Neither Here nor There by Bill Bryson
Bryon is better know for his frequently interrupted hike along the Appalachian Trail in A Walk in the Woods and for his recent compilations of historical incidents like A Short History of Nearly Everything, but the most enjoyable volumes of his work are the number of casual travelogues he's written describing his journeys around England and his reaction on returning to (and fleeing from) America. In this book, Bryson ventures across the Channel to take a knockabout tour of the European continent, roughly following the path that he and high school friend "Steve Katz" traced out over two decades before.
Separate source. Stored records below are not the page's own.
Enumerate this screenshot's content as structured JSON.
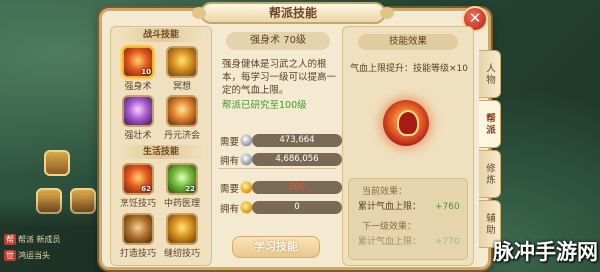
{
  "window": {
    "title": "帮派技能",
    "close_label": "✕"
  },
  "left": {
    "combat_section": "战斗技能",
    "life_section": "生活技能",
    "combat_skills": [
      {
        "name": "强身术",
        "level": "10",
        "icon": "strength-skill-icon",
        "selected": true
      },
      {
        "name": "冥想",
        "level": "",
        "icon": "meditation-skill-icon"
      },
      {
        "name": "强壮术",
        "level": "",
        "icon": "vigor-skill-icon"
      },
      {
        "name": "丹元济会",
        "level": "",
        "icon": "elixir-skill-icon"
      }
    ],
    "life_skills": [
      {
        "name": "烹饪技巧",
        "level": "62",
        "icon": "cooking-skill-icon"
      },
      {
        "name": "中药医理",
        "level": "22",
        "icon": "medicine-skill-icon"
      },
      {
        "name": "打造技巧",
        "level": "",
        "icon": "forging-skill-icon"
      },
      {
        "name": "缝纫技巧",
        "level": "",
        "icon": "sewing-skill-icon"
      }
    ]
  },
  "middle": {
    "skill_title": "强身术 70级",
    "description": "强身健体是习武之人的根本，每学习一级可以提高一定的气血上限。",
    "research_status": "帮派已研究至100级",
    "costs": [
      {
        "label": "需要",
        "coin": "silver-coin-icon",
        "value": "473,664"
      },
      {
        "label": "拥有",
        "coin": "silver-coin-icon",
        "value": "4,686,056",
        "has_plus": true
      },
      {
        "label": "需要",
        "coin": "gold-coin-icon",
        "value": "200",
        "red": true
      },
      {
        "label": "拥有",
        "coin": "gold-coin-icon",
        "value": "0"
      }
    ],
    "learn_button": "学习技能",
    "plus_label": "+"
  },
  "right": {
    "effect_title": "技能效果",
    "effect_text": "气血上限提升：技能等级×10",
    "current_title": "当前效果：",
    "current_stat": "累计气血上限：",
    "current_value": "+760",
    "next_title": "下一级效果：",
    "next_stat": "累计气血上限：",
    "next_value": "+770"
  },
  "tabs": [
    {
      "label": "人物",
      "active": false
    },
    {
      "label": "帮派",
      "active": true
    },
    {
      "label": "修炼",
      "active": false
    },
    {
      "label": "辅助",
      "active": false
    }
  ],
  "chat": [
    {
      "tag": "帮",
      "text": "帮派 新成员"
    },
    {
      "tag": "世",
      "text": "鸿运当头"
    }
  ],
  "watermark": "脉冲手游网"
}
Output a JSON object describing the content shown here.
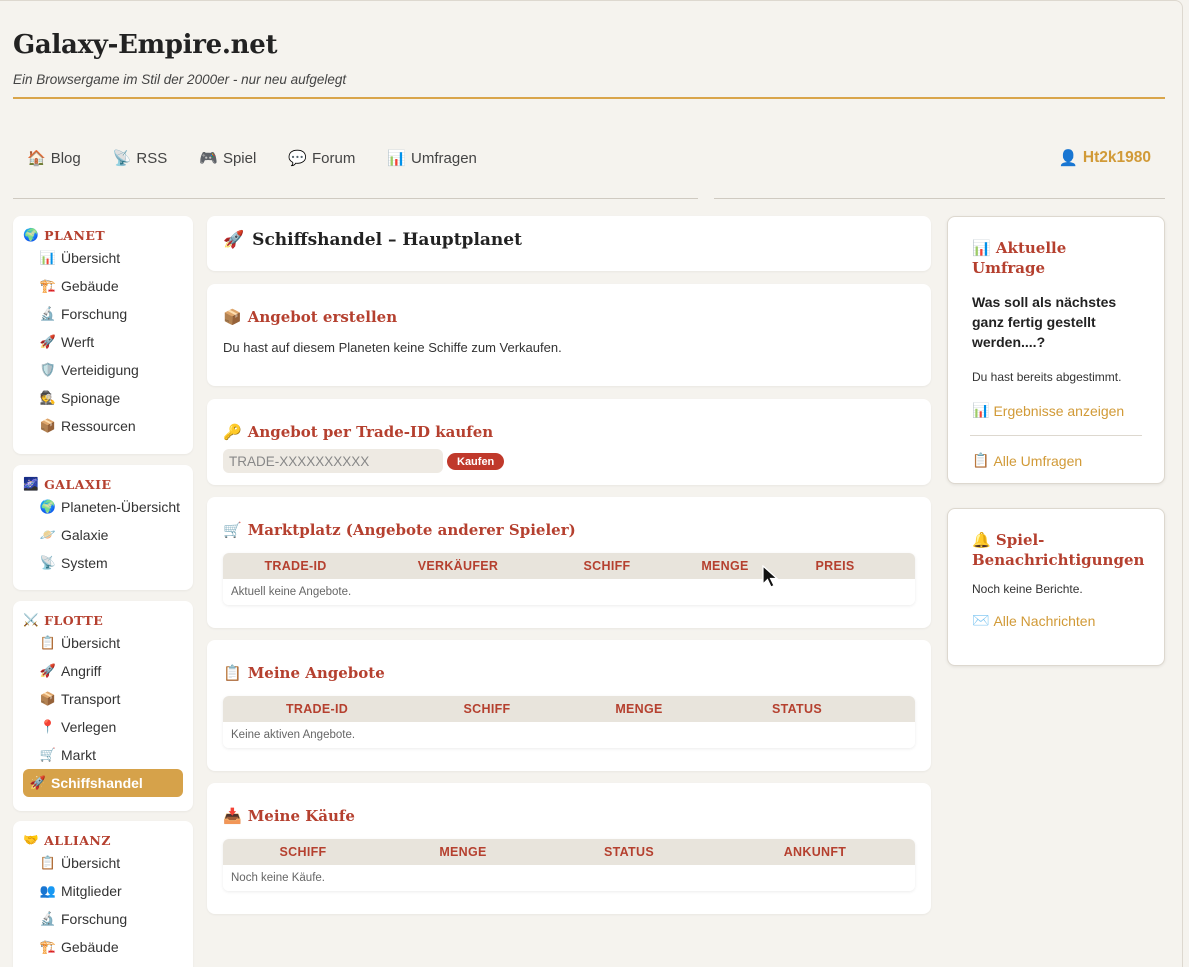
{
  "site": {
    "title": "Galaxy-Empire.net",
    "subtitle": "Ein Browsergame im Stil der 2000er - nur neu aufgelegt"
  },
  "topnav": {
    "items": [
      {
        "icon": "🏠",
        "label": "Blog"
      },
      {
        "icon": "📡",
        "label": "RSS"
      },
      {
        "icon": "🎮",
        "label": "Spiel"
      },
      {
        "icon": "💬",
        "label": "Forum"
      },
      {
        "icon": "📊",
        "label": "Umfragen"
      }
    ],
    "user": {
      "icon": "👤",
      "label": "Ht2k1980"
    }
  },
  "sidebar": {
    "planet": {
      "icon": "🌍",
      "heading": "PLANET",
      "items": [
        {
          "icon": "📊",
          "label": "Übersicht"
        },
        {
          "icon": "🏗️",
          "label": "Gebäude"
        },
        {
          "icon": "🔬",
          "label": "Forschung"
        },
        {
          "icon": "🚀",
          "label": "Werft"
        },
        {
          "icon": "🛡️",
          "label": "Verteidigung"
        },
        {
          "icon": "🕵️",
          "label": "Spionage"
        },
        {
          "icon": "📦",
          "label": "Ressourcen"
        }
      ]
    },
    "galaxie": {
      "icon": "🌌",
      "heading": "GALAXIE",
      "items": [
        {
          "icon": "🌍",
          "label": "Planeten-Übersicht"
        },
        {
          "icon": "🪐",
          "label": "Galaxie"
        },
        {
          "icon": "📡",
          "label": "System"
        }
      ]
    },
    "flotte": {
      "icon": "⚔️",
      "heading": "FLOTTE",
      "items": [
        {
          "icon": "📋",
          "label": "Übersicht"
        },
        {
          "icon": "🚀",
          "label": "Angriff"
        },
        {
          "icon": "📦",
          "label": "Transport"
        },
        {
          "icon": "📍",
          "label": "Verlegen"
        },
        {
          "icon": "🛒",
          "label": "Markt"
        },
        {
          "icon": "🚀",
          "label": "Schiffshandel"
        }
      ]
    },
    "allianz": {
      "icon": "🤝",
      "heading": "ALLIANZ",
      "items": [
        {
          "icon": "📋",
          "label": "Übersicht"
        },
        {
          "icon": "👥",
          "label": "Mitglieder"
        },
        {
          "icon": "🔬",
          "label": "Forschung"
        },
        {
          "icon": "🏗️",
          "label": "Gebäude"
        }
      ]
    }
  },
  "main": {
    "page_title": {
      "icon": "🚀",
      "text": "Schiffshandel – Hauptplanet"
    },
    "create_offer": {
      "icon": "📦",
      "title": "Angebot erstellen",
      "text": "Du hast auf diesem Planeten keine Schiffe zum Verkaufen."
    },
    "buy_by_id": {
      "icon": "🔑",
      "title": "Angebot per Trade-ID kaufen",
      "placeholder": "TRADE-XXXXXXXXXX",
      "button": "Kaufen"
    },
    "marketplace": {
      "icon": "🛒",
      "title": "Marktplatz (Angebote anderer Spieler)",
      "columns": [
        "TRADE-ID",
        "VERKÄUFER",
        "SCHIFF",
        "MENGE",
        "PREIS"
      ],
      "empty": "Aktuell keine Angebote."
    },
    "my_offers": {
      "icon": "📋",
      "title": "Meine Angebote",
      "columns": [
        "TRADE-ID",
        "SCHIFF",
        "MENGE",
        "STATUS"
      ],
      "empty": "Keine aktiven Angebote."
    },
    "my_purchases": {
      "icon": "📥",
      "title": "Meine Käufe",
      "columns": [
        "SCHIFF",
        "MENGE",
        "STATUS",
        "ANKUNFT"
      ],
      "empty": "Noch keine Käufe."
    }
  },
  "right": {
    "poll": {
      "icon": "📊",
      "title": "Aktuelle Umfrage",
      "question": "Was soll als nächstes ganz fertig gestellt werden....?",
      "note": "Du hast bereits abgestimmt.",
      "results_icon": "📊",
      "results_link": "Ergebnisse anzeigen",
      "all_icon": "📋",
      "all_link": "Alle Umfragen"
    },
    "notifications": {
      "icon": "🔔",
      "title": "Spiel-Benachrichtigungen",
      "text": "Noch keine Berichte.",
      "link_icon": "✉️",
      "link": "Alle Nachrichten"
    }
  },
  "colors": {
    "accent_gold": "#d6a24a",
    "heading_red": "#b5402f",
    "button_red": "#c0392b",
    "background": "#f5f3ee"
  }
}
Bryson weaves together the stories of the travels of a pair of backpacking teenagers and the follow up solo visit from a well-off, middle-aged man. The insights he gives into the countries he visits are worth a stack of Fodor's guides (though someone please remind me that I never want to go on a trip with Bill Bryson).
Blue Highways by William Least Heat-Moon
Taking a life-changing journey doesn't necessarily mean digging out your passport and buying a copy of Rosetta Stone: Swahili edition. After losing his job in an earlier Republican recession, William Least Heat-Moon climbed into an aging van and went out to see America away from the cities and the interstates. The author's voice is a cord that pulls the work together, but along that cord are spread the voices of Americans -- Americans whose thoughts provide more insight into the current state of the nation than you might think. Least Heat-Moon's work is far from the only "let's go see the 'real' America!" travelogue on the stands. But unlike many it's written with genuine humility and with an ear toward what people are actually saying, rather than a eye for things that confirm a foregone conclusion. It's not the only book if its kind, but it is the best.
Endurance by Alfred Lansing
If you can't stand the heat... heck, why not go to Antarctica? Well, one good reason is that you might end up trapped on the ice for over a year, as Ernest Shackleton and his crew did in 1914. Six years earlier, Shackelton had come within a few hundred miles of the South Pole. Since then, Amundson had claimed the prize of tagging Earth's backside, but the 1908 failure gnawed at Shackelton. On the ship Endurance, designed to press through the thick ice of the Antarctic Seas, he forced his way to within a few dozen miles of the barren shore only to end up hoplessly wedged in ice with the end of summer coming on. With no hope of rescue the ship had to be abandoned, and Shackleton's crew set out, dragging boats across the ice as sledges, knowing that even if they reached open water it would be a sea filled with massive icebergs, towering waves, and stinging winds. The unlikeliness of survival and the scale of the journey would make it easy to turn what happens to Shackleton into syrupy hero-worship, but Lansing's account is as spare as the icy landscape. One of the most astounding true stories ever told, both because it's told well and because it's simply one of the most astounding things that ever happened.
The sands of Arabia, the icy wastes of Antarctica, the varied cities of Europe, and the endless back country miles of America; just four destinations for you if you get tired of lingering near the remains of the turkey and dressing.
Where are you going to go this week?